BachiLi / redner

Differentiable rendering without approximation.
https://people.csail.mit.edu/tzumao/diffrt/
MIT License
1.39k stars 139 forks source link

Procedural geometry #123

Open nkyriazis opened 4 years ago

nkyriazis commented 4 years ago

Similarly to #118 , and perhaps more easily accommodated, it would be nice if the geometry could be sampled procedurally, instead of having to be instantiated in a triangular mesh. Consider the example of trying to redner (yes, it's a verb now :smile:) a perfect sphere.

BachiLi commented 4 years ago

I agree this would be very useful but this would be a research project by itself. This is something I've been thinking for a while. Will keep you posted if I or other people have made progress on this.

nkyriazis commented 4 years ago

:open_mouth: Wow, I didn't know. Any comment on why this is so challenging?

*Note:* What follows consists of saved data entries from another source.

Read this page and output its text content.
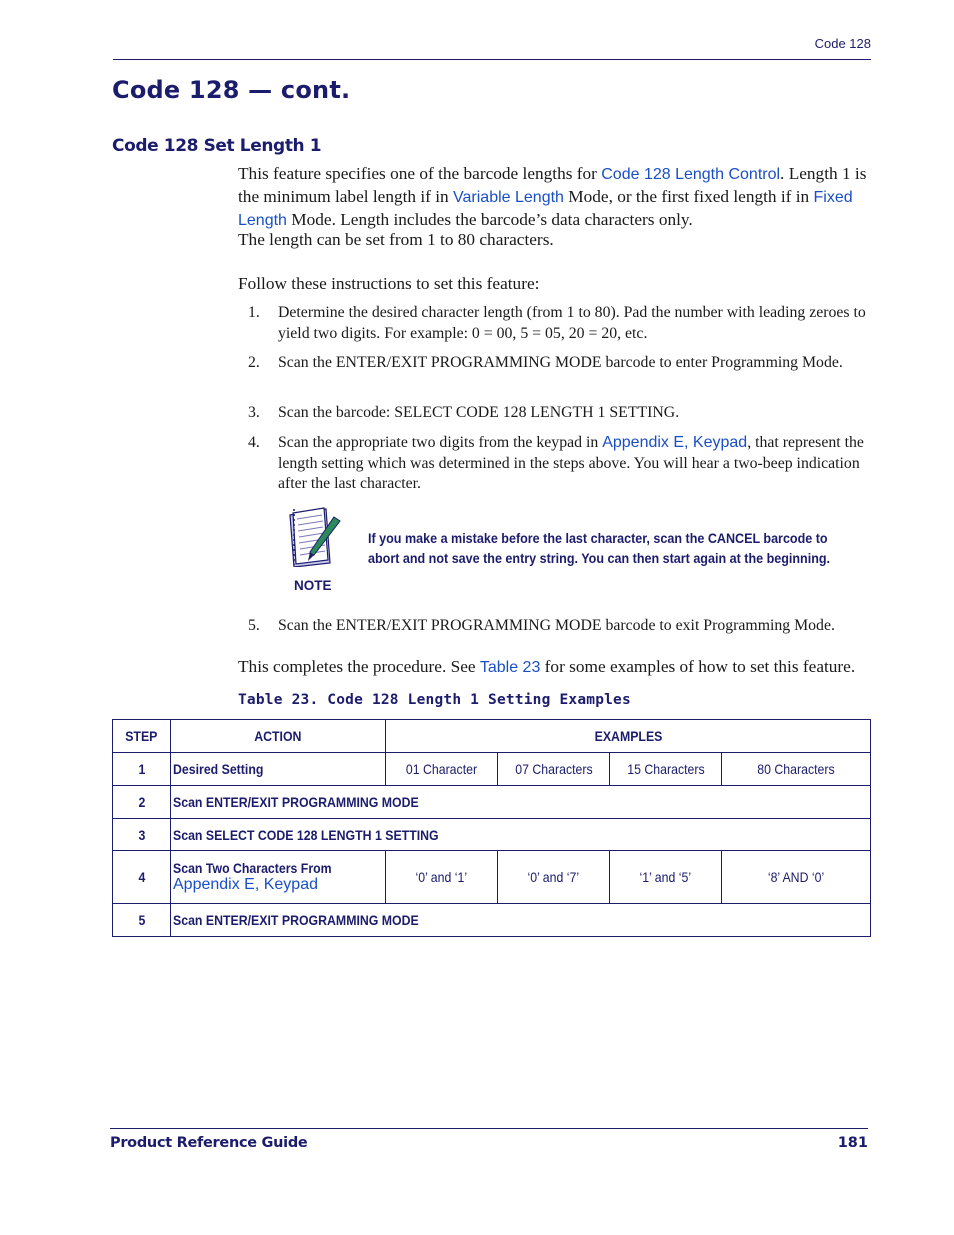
Code 128
Code 128 — cont.
Code 128 Set Length 1
This feature specifies one of the barcode lengths for Code 128 Length Control. Length 1 is the minimum label length if in Variable Length Mode, or the first fixed length if in Fixed Length Mode. Length includes the barcode’s data characters only.
The length can be set from 1 to 80 characters.
Follow these instructions to set this feature:
1. Determine the desired character length (from 1 to 80). Pad the number with leading zeroes to yield two digits. For example: 0 = 00, 5 = 05, 20 = 20, etc.
2. Scan the ENTER/EXIT PROGRAMMING MODE barcode to enter Programming Mode.
3. Scan the barcode: SELECT CODE 128 LENGTH 1 SETTING.
4. Scan the appropriate two digits from the keypad in Appendix E, Keypad, that represent the length setting which was determined in the steps above. You will hear a two-beep indication after the last character.
5. Scan the ENTER/EXIT PROGRAMMING MODE barcode to exit Programming Mode.
NOTE
If you make a mistake before the last character, scan the CANCEL barcode to
abort and not save the entry string. You can then start again at the beginning.
This completes the procedure. See Table 23 for some examples of how to set this feature.
Table 23. Code 128 Length 1 Setting Examples
STEP	ACTION	EXAMPLES			
1	Desired Setting	01 Character	07 Characters	15 Characters	80 Characters
2	Scan ENTER/EXIT PROGRAMMING MODE				
3	Scan SELECT CODE 128 LENGTH 1 SETTING				
4	Scan Two Characters From
Appendix E, Keypad	‘0’ and ‘1’	‘0’ and ‘7’	‘1’ and ‘5’	‘8’ AND ‘0’
5	Scan ENTER/EXIT PROGRAMMING MODE				
Product Reference Guide	181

My line of thought was similar to #118. At some point, rays are queried for intersection with geometry. Optix does allow for procedural geometry, but, understandably, this flexibility is not that easy or straightforward to expose to the user. However, in the presence of procedural geometry, the intersection result can be the combination of two procedures: 1) Optix/Embree, 2) Custom query of geometry provider. Each ray should get the minimum distance intersection of the 2 results. Am I even half-right there? :stuck_out_tongue:

BachiLi commented 4 years ago

That's only part of the problem. The remaining questions are: 1) extracting boundary/edges for derivative sampling 2) differentiating the intersection code 3) differentiability if we allow recursive geometry construction (fractals are not differentiable by default) 4) Interface with PyTorch/TensorFlow

nkyriazis commented 4 years ago

Thanks for the insights!

My understanding is that the main issue is differentiability in and beyond boundaries. What if the user were to supply the geometry as a signed distance function of the boundary? It might not be a panacea but it might be a good supplement.